Oireachtas Joint and Select Committees

Tuesday, 11 February 2014

Joint Oireachtas Committee on Health and Children

Neurological Health Issues: Discussion

5:35 pm

Mr. Jim Lawless:

Patients who have suffered a brain haemorrhage are denied access to emergency neurosurgical treatment. Subarachnoid Haemorrhage, SAH, is an immediate and life-threatening emergency. An estimated 460 to 1290 people suffer a brain haemorrhage each year. Ten to 15 per cent of casualties die before reaching hospital and about half of all patients die within the six months. Guidelines for the management of SAH patients were introduced by HIQA in 2010 to clarify the criteria for admitting patients for emergency neurosurgical or endovascular treatment but these guidelines have not improved access to treatment, nor could they.

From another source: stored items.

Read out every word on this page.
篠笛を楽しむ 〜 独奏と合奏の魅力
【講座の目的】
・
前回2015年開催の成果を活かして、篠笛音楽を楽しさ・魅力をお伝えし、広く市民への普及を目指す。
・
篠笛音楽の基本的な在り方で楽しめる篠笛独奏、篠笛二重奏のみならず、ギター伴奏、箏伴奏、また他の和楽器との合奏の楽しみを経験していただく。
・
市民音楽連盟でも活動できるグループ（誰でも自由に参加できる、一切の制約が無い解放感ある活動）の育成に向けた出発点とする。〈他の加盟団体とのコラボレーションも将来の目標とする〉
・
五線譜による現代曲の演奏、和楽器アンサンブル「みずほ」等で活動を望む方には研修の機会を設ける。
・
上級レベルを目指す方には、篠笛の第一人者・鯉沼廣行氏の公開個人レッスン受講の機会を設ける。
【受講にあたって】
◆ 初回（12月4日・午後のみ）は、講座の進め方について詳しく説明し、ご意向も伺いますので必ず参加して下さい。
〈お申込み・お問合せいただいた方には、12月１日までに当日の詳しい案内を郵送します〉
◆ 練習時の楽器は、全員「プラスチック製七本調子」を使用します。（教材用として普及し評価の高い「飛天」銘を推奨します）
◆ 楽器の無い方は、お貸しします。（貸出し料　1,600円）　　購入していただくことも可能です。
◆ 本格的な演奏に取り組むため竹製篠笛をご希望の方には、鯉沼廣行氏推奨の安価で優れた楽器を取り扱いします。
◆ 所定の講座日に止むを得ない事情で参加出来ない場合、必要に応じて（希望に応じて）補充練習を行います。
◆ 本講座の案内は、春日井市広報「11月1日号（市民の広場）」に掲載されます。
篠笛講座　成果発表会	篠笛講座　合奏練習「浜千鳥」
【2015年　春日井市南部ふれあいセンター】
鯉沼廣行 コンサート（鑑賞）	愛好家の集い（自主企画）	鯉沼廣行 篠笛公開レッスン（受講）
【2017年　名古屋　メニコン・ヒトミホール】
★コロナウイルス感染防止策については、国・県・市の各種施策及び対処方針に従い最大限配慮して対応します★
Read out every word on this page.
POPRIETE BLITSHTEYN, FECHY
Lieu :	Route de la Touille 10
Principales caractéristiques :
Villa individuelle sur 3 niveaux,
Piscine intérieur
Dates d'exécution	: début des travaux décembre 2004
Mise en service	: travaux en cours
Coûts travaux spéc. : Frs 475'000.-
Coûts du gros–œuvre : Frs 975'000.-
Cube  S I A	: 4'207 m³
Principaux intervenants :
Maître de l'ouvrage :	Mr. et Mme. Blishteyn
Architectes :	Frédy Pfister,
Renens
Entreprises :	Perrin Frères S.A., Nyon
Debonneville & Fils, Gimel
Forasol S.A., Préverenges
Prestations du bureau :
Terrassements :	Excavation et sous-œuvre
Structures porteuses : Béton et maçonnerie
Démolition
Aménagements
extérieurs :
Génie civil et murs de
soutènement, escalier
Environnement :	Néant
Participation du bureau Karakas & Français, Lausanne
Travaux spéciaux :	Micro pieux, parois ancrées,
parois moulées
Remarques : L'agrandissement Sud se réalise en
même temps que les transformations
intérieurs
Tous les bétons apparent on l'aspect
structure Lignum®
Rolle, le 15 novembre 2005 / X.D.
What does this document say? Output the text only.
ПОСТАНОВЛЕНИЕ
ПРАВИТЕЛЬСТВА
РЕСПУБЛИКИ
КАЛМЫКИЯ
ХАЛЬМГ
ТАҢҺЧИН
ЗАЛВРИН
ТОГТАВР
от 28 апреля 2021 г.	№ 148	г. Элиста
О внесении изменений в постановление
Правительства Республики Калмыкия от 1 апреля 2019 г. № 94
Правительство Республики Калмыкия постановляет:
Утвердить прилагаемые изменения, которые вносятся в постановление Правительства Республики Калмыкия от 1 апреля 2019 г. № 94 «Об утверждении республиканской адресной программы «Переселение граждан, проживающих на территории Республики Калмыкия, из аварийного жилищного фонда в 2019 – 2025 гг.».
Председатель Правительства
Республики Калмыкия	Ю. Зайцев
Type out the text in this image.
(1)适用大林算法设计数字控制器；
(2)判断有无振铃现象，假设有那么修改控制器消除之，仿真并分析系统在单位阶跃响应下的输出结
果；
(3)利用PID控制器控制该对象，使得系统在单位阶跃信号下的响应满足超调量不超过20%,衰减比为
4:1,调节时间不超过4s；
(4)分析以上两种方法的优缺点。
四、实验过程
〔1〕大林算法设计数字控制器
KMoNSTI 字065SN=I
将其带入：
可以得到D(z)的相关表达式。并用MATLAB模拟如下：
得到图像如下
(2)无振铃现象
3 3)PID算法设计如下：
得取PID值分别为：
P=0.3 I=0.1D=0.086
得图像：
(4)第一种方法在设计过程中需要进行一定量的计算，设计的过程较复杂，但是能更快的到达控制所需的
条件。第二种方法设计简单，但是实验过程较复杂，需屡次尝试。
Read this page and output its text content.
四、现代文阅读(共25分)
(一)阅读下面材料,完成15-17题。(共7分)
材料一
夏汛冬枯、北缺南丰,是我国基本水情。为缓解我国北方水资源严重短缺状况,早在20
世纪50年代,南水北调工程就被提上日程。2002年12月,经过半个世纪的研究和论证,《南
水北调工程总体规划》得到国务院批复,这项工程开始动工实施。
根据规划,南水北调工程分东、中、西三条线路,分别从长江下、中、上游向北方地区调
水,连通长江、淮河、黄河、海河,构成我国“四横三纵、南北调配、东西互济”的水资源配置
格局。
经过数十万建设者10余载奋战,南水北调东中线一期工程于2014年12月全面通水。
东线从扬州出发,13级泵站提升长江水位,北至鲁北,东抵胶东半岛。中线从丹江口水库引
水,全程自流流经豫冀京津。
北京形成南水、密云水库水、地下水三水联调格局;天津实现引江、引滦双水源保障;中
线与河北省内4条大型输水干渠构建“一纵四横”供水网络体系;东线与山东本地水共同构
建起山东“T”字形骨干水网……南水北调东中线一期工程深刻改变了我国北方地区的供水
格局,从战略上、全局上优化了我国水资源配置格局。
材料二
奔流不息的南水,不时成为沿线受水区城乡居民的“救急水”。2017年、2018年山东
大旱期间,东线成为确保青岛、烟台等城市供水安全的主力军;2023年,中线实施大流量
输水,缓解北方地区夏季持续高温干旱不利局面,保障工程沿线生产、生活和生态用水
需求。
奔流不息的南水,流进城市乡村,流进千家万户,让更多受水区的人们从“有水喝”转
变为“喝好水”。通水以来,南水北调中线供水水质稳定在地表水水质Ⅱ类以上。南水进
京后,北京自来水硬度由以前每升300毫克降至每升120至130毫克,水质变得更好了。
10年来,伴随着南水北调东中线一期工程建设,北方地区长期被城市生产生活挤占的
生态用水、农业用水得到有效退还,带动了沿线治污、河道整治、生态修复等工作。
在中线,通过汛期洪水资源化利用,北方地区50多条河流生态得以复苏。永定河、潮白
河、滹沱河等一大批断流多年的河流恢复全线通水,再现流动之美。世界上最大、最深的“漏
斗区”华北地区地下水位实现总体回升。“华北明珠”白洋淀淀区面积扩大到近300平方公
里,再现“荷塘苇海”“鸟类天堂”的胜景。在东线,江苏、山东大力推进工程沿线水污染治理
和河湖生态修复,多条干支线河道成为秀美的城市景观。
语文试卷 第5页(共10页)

The reality is that the neurosurgical centre is grossly under-resourced. There are just ten neurosurgical intensive care beds. A report entitled "Towards Excellence in Critical Care" by an expert group on critical care services in the Republic of Ireland was presented to the HSE in 2009. That report assessed a need for 52 intensive care and eight high dependency neurosurgical beds.
I advised HIQA in 2008 that standards and measures of performance were required to address the inconsistency of decisions being made in the neurosurgical centre to admit SAH patients for treatment. No action was taken by HIQA until after the authority had been challenged in The Irish Timesin September 2009. The measures of performance or key performance indicators, KPIs which HIQA introduced were customised to satisfy the constraints of inadequate resources. Consequently, they restrict access to treatment and are unsafe. HIQA has also failed, despite several requests, to put in place a standard to measure the outcome for SAH patients admitted to an acute hospital but denied treatment in Beaumont Hospital.